Even if it was cheaper on the outside, if we did nothing to reduce our fixed cost, then we we would be hurting the company even more. Without the contribution, we would never recover our fixed costs. It seemed simple to me, if the fixed costs were too high, outsourcing was exactly the wrong thing to do.



  1. […] Claims Processing: Delta Dental of California Here are a few related blogs on this subject: How do you know when your CNC job will make money? « The CNC Project – How do you know when your CNC job will make money? « The CNC Project Should I hire salesmen […]

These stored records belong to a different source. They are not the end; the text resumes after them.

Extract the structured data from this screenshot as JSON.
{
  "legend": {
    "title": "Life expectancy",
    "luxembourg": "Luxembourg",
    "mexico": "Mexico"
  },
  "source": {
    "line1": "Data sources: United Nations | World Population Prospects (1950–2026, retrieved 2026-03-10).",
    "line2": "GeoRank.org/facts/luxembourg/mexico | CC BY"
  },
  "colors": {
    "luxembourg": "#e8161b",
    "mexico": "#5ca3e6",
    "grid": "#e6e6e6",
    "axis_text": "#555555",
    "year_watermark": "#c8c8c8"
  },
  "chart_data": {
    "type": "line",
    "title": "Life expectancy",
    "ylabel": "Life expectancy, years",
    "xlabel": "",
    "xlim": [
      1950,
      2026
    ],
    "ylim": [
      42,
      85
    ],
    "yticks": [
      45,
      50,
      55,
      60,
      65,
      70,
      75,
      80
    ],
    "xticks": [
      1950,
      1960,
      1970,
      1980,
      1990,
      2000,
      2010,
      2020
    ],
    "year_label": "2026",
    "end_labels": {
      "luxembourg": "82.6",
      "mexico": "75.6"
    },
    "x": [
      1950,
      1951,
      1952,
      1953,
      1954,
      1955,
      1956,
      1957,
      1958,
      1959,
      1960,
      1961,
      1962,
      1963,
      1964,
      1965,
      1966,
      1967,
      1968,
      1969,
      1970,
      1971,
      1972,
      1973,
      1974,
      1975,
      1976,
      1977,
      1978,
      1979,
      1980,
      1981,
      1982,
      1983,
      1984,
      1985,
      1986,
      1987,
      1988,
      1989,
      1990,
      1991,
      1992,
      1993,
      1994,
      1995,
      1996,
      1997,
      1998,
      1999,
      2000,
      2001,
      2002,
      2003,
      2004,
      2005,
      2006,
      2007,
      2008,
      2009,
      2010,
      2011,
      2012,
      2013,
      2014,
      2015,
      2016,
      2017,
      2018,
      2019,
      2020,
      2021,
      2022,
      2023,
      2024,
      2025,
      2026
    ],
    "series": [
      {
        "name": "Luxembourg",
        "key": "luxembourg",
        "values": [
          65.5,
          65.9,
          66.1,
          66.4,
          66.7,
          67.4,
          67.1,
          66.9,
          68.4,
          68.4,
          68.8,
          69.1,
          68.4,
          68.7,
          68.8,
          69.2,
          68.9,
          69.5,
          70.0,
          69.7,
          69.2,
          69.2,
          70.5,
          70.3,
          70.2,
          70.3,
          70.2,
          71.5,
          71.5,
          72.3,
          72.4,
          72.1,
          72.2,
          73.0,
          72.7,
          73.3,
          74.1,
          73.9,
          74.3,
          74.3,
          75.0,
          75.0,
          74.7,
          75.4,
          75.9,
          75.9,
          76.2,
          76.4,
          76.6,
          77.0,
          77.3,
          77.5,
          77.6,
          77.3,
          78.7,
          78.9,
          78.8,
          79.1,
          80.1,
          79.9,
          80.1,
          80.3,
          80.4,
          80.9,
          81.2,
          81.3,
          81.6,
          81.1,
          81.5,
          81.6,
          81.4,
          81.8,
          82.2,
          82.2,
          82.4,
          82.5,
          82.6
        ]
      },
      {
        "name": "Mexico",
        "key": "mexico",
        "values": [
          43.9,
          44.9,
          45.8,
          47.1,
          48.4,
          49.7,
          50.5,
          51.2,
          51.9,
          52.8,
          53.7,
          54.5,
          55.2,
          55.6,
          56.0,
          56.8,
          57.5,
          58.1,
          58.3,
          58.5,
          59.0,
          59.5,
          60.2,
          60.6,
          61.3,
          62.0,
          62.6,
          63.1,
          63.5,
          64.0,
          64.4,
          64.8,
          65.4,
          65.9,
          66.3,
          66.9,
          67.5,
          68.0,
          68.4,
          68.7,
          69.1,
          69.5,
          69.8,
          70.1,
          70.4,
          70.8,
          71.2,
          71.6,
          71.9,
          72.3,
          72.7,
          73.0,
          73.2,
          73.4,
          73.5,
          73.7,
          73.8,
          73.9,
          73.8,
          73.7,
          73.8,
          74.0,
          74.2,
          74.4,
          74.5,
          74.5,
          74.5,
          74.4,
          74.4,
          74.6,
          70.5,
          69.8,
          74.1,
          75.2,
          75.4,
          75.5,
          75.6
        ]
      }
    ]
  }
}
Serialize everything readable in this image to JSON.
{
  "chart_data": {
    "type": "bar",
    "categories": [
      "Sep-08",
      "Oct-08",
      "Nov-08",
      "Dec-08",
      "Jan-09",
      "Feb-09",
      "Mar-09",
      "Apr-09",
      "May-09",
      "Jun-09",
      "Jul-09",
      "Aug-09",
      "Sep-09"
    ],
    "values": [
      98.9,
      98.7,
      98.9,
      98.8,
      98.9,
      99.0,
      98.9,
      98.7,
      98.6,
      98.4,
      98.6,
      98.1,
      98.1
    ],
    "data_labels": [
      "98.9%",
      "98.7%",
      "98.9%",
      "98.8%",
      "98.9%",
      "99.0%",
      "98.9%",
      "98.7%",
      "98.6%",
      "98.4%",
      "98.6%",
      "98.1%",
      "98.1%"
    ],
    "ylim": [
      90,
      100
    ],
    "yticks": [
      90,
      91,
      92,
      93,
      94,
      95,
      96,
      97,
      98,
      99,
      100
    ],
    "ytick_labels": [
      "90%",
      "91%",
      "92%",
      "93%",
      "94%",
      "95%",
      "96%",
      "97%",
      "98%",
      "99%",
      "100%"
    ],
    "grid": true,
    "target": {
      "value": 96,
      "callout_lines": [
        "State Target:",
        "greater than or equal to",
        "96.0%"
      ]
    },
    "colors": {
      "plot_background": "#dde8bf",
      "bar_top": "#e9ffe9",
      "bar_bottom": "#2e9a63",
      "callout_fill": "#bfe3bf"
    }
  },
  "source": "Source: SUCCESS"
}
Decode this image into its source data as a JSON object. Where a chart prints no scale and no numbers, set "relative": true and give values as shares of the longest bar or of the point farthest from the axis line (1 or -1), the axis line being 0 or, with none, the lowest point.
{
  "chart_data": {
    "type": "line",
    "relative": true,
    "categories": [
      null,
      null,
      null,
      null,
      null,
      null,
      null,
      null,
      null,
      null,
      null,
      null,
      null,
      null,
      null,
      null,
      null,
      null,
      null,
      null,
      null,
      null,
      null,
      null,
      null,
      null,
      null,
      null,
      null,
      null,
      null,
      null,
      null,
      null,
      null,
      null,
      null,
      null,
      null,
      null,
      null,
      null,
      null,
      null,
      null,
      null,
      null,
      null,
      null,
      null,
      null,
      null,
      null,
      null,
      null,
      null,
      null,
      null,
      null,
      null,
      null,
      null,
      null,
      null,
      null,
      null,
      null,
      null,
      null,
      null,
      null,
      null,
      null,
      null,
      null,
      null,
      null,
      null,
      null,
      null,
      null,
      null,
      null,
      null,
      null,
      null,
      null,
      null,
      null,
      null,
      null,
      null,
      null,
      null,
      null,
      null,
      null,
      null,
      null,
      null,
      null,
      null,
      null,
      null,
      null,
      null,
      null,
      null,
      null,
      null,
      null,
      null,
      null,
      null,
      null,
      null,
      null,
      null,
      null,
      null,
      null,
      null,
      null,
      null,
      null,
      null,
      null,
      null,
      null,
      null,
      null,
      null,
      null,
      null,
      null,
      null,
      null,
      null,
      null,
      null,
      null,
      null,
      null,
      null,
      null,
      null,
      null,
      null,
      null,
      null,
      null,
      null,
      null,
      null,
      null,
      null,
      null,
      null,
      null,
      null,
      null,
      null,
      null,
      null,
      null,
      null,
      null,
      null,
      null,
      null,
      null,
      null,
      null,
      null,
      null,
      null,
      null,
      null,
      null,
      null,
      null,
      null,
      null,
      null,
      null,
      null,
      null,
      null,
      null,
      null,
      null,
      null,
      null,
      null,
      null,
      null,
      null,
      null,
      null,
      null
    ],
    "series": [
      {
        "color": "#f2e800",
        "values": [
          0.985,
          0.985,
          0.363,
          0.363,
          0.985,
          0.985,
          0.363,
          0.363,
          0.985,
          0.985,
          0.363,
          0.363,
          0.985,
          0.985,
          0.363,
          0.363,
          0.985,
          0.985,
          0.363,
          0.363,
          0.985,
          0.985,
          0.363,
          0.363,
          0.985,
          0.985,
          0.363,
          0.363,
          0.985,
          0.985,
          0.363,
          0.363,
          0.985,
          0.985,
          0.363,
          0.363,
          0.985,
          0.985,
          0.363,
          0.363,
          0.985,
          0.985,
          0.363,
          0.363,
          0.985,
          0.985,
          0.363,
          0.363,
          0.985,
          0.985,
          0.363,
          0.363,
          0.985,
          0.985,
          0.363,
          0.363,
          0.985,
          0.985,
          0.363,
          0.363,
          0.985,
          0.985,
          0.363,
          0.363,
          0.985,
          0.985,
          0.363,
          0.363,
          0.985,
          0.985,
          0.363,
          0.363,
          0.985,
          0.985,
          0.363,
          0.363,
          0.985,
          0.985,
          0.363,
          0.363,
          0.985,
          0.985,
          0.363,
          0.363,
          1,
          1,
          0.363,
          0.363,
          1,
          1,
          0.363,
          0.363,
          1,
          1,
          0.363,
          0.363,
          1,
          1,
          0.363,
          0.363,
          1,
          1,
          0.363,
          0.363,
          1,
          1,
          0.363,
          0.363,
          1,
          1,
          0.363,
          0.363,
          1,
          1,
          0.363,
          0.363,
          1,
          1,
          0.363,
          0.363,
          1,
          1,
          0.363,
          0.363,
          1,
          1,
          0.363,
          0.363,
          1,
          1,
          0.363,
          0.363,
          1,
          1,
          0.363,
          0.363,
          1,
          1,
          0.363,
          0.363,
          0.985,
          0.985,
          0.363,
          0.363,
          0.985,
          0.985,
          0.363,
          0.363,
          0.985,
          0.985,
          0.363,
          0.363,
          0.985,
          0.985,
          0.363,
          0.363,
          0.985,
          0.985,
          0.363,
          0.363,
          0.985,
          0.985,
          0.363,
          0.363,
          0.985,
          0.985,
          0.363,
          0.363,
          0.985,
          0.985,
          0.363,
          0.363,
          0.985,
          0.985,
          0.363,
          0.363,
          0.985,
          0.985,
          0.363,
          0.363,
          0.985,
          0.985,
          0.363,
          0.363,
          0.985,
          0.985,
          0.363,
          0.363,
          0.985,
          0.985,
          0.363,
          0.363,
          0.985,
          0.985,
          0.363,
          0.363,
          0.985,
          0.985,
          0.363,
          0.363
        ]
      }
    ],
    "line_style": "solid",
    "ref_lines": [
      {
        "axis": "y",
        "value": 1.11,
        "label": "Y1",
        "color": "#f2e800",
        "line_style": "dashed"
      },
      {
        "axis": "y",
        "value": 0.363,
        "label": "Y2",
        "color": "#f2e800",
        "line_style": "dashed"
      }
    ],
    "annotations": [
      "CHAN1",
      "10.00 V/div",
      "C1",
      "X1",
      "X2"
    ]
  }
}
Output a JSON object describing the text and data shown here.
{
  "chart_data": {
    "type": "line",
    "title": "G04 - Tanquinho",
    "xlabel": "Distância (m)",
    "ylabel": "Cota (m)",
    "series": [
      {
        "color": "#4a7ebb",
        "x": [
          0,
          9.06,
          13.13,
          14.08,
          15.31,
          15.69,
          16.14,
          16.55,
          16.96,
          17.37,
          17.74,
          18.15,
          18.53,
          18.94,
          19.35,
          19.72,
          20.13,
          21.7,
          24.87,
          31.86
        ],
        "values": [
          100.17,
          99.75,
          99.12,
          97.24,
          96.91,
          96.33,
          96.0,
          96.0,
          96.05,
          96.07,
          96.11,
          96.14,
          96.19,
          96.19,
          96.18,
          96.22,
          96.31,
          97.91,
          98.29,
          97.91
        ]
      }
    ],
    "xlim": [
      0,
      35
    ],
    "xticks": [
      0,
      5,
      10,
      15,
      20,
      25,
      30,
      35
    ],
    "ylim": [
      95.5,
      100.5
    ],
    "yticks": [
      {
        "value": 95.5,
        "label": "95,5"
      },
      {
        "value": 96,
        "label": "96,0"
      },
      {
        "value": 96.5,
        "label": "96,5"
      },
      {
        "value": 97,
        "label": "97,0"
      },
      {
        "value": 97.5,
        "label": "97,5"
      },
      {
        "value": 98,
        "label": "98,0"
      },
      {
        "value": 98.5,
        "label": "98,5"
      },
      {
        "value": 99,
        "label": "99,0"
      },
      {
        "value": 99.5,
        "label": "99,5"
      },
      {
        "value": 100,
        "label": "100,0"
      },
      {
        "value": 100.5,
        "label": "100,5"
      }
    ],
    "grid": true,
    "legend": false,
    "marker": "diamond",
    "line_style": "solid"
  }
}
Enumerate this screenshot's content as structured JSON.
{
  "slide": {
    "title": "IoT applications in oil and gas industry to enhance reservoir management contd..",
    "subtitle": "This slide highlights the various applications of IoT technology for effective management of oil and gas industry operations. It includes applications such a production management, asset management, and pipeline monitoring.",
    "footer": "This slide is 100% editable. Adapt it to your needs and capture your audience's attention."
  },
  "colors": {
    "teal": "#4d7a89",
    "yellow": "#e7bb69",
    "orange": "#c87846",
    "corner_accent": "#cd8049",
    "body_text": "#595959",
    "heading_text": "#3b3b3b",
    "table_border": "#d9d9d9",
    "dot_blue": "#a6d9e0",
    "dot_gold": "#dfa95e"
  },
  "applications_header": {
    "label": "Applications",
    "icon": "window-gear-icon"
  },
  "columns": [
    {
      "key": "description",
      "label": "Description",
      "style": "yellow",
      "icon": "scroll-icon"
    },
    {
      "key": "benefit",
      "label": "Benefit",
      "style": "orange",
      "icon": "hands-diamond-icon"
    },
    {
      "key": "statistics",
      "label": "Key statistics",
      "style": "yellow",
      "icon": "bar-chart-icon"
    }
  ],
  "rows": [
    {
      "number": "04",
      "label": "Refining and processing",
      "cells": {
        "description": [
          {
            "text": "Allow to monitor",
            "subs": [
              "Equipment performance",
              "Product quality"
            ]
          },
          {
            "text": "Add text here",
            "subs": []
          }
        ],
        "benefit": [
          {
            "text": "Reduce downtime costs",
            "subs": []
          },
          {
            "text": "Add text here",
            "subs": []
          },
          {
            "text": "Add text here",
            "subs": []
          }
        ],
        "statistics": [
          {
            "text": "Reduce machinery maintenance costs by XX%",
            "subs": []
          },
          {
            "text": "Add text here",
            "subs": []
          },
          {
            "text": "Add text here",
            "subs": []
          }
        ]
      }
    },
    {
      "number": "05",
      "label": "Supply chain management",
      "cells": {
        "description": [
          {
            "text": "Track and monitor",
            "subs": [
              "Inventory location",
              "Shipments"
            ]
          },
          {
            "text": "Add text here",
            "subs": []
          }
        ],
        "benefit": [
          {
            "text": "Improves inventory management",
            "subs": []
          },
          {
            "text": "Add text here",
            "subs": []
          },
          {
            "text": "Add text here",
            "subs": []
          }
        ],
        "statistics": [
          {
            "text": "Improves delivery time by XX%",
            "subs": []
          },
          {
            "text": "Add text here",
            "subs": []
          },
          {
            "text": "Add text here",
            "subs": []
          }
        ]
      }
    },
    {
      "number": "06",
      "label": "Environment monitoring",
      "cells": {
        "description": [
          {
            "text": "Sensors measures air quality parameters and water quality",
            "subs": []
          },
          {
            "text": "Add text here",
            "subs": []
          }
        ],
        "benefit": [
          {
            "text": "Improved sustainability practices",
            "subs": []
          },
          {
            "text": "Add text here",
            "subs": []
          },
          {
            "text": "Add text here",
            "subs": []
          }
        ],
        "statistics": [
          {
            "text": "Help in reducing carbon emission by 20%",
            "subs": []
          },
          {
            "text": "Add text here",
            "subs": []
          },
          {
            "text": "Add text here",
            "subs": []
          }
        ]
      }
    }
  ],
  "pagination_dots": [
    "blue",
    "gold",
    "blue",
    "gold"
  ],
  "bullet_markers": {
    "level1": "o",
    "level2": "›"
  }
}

  2. Rigid CNC aluminum rotor head for precision and smooth movements. Door Panels Hardware

  3. Very good information. Thanks a lot 🙂



    • Thanks. You are most welcome.

  4. If only more than 80 people would hear this..

  5. Hi There Cnctips,
    Thanks for the above, The job of teaching has changed over the years. Teachers have more to do than just teach today. The training for teachers is ongoing throughout their career. This is especially true for special education teachers. Special Ed teachers are teachers, advocates, knowledgeable about various disabilities, experts at creating special education lessons and at writing IEPs (Individual Education Programs). Special education teacher jobs are in high demand because one other thing a special ed teacher needs is dedication to doing everything they can to aid their students in reaching their full potential. If you are looking into a special education career there are some things you need to know in order to make the cut in this field.

  6. Capitol investment in a business is not an expense it is what it says an investment. On one side you have the expenditure on the other an asset the books are balanced. The cost of the machine is not the price paid it is the depreciation that is a cost against future profit not the $10,000 investment. Technically if you have manufactured 100 panels at $5.00 profit you have made $500 minus the value of depreciation of the machine in the same period.

    • Thanks for making the distinction Derek. I appreciate your input.

  7. Hi David

    Do you have any Idea why 5 axis CNC machine heads are so expensive?

    • Derek,
      Sorry O had somehow missed this message. Yes it is very complicated making
      a precision 5 axis machine. Think about the precision that has to be
      built into a 5 axis machine. On X Y or Z if you are off location by .0001 that
      is your error.

      But with a tilting head if you are off by .0001 the amount of error seen in
      the finished product will be a function of the length of the tool. So 5 axis
      machines have to have incredibly close tolerances if they are worth their salt.
      That precision costs a lot of money to manufacture.

      It goes without saying that the stresses involved are a function of the tool
      length and angle of departure from normal as well. So 5 axis machines are
      always balancing the ability to articulate with the need for rigidity.